Clinical Implications of Giant Pituitary Adenomas: Surgical Approach to Diagnosis and Endocrine Treatment

 

Background Silent pituitary adenomas (SPAs) are clinically nonfunctioning neoplasms. Although they do not produce clinically apparent endocrinopathies, SPAs can express low levels of hormones, while others, termed null cell adenomas, do not express any hormones. Patients with SPAs are typically not diagnosed until mass lesion effect is exerted on surrounding tissues. Medical management of giant (> 4 cm) SPAs based strictly on blood prolactin (PRL) levels is further complicated by stalk and hook effects, which can lead to an erroneous diagnosis without further biochemical evaluation. Here, we report diagnostic work-up and the expanded endoscopic endonasal transtuberculum approach (EEET-TA) to resecting a giant SPA with significant third ventricle (TV) involvement in a single operation.

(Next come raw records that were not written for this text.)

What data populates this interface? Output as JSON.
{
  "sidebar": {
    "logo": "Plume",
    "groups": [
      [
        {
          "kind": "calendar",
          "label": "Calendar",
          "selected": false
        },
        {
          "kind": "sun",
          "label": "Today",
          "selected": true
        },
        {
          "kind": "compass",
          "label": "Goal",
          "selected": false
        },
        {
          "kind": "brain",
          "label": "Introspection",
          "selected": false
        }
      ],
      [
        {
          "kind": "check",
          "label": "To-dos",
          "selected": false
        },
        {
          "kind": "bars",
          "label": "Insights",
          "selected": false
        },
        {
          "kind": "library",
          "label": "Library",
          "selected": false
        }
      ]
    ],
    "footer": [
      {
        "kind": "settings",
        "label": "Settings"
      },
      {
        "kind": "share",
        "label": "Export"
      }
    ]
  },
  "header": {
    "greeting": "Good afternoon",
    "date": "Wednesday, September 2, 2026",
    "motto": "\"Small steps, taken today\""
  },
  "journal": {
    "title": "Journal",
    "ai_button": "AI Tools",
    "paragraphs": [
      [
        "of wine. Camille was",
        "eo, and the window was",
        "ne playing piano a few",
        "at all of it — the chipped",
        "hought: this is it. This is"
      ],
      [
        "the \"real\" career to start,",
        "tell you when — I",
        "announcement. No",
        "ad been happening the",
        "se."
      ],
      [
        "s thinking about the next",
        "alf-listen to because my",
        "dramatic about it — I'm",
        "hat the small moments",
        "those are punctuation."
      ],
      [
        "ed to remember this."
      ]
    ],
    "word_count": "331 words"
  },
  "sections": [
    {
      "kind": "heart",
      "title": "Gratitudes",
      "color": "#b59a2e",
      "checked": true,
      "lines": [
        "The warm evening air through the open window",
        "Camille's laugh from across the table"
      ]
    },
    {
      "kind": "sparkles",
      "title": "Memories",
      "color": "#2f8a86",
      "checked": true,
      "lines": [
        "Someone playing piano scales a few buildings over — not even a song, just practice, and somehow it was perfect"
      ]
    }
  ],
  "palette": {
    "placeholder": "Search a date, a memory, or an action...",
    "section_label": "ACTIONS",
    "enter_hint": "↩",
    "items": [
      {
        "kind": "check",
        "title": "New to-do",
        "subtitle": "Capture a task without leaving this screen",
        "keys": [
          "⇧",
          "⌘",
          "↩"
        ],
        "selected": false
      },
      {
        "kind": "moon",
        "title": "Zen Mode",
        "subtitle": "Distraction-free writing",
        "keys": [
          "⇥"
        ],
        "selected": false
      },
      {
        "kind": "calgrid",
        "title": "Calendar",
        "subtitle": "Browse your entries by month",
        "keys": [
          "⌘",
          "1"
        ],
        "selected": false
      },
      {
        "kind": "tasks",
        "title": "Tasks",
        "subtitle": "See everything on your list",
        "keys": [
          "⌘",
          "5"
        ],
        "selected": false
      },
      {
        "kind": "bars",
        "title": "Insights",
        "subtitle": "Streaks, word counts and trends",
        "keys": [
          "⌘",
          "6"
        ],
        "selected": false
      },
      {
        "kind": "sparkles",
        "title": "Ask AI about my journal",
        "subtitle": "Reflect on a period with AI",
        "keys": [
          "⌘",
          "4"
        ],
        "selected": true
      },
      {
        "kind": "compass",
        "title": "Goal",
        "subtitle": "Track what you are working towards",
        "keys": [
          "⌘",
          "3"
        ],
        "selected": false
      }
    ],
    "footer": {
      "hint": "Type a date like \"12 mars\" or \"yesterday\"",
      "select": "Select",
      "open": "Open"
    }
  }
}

Case Illustration A 55-year-old man presented to our emergency department with imaging that revealed a giant adenoma encasing the right cavernous carotid artery (KNOSP 4), extending from the sella into the suprasellar region and into the TV causing obstructive hydrocephalus. The pituitary component of the mass measured 3.6 × 2.8 cm and the TV component measured 3.4 × 2.9 cm, with a 5.9-cm craniocaudal aspect. On physical examination, the patient was lethargic and demonstrated dense bitemporal hemianopsia. He had no clinical history consistent with hyperprolactinemia. Preoperatively, the patient had panhypopituitarism and a prolactin level (PRL) of 99 ng/dL. The diagnosis of PRL-SPA was made.

Methods A single-staged EEET-TA was used to resect the tumor. Pre- and postoperative pituitary hormones and clinical exam was assessed. The cytoarchitecture, reticulin, and SF-1 stains were evaluated.

Results Sections of the lesion showed disrupted acinar architecture and sheets of monomorphic adenoma cells that strongly express PRL. The tumor was categorized as a densely granulated PRL-containing pituitary adenoma. Focal nuclear and more extensive cytoplasmic steroidogenic factor 1 expression was also noted. The patient’s mental status and visual acuity improved immediately after the procedure (20/200 preoperatively to 20/50 postoperatively). Patient’s 15-month follow-up MRI revealed robust decompression of the optic chiasm and optic nerves, gross total resection of the tumor within the TV, and stable-appearing residual mass seen within the right cavernous. He continues on hormonal replacement for adrenal insufficiency, hypothyroidism, diabetes insipidus, and low-dose 1.25 mg po qd of bromocriptine.

Discussion Serum PRL levels are generally proportional to tumor size in prolactinomas, and macroprolactinomas are usually associated with PRL levels more than 250 ng/mL. In this unusual case, where serum PRL was 99 ng/mL, we concluded that mild PRL elevation was most likely due to the stalk effect, resulting from disruption of normal dopaminergic inhibition of PRL secretion. Therefore, the unexpected histological findings of a PRL-staining adenoma with focal SF-1 expression suggest that this was a clinically silent PRL adenoma.

Conclusion This case highlights the benefit of accurate subtyping of pituitary adenomas. It not only confirms clinical disease and identifies patients at higher risk of recurrent disease but in some instances, may also indicate therapeutic responses. Perhaps, treating postoperatively with a low-dose dopamine agonist should be considered given the high recurrence rate of SPA.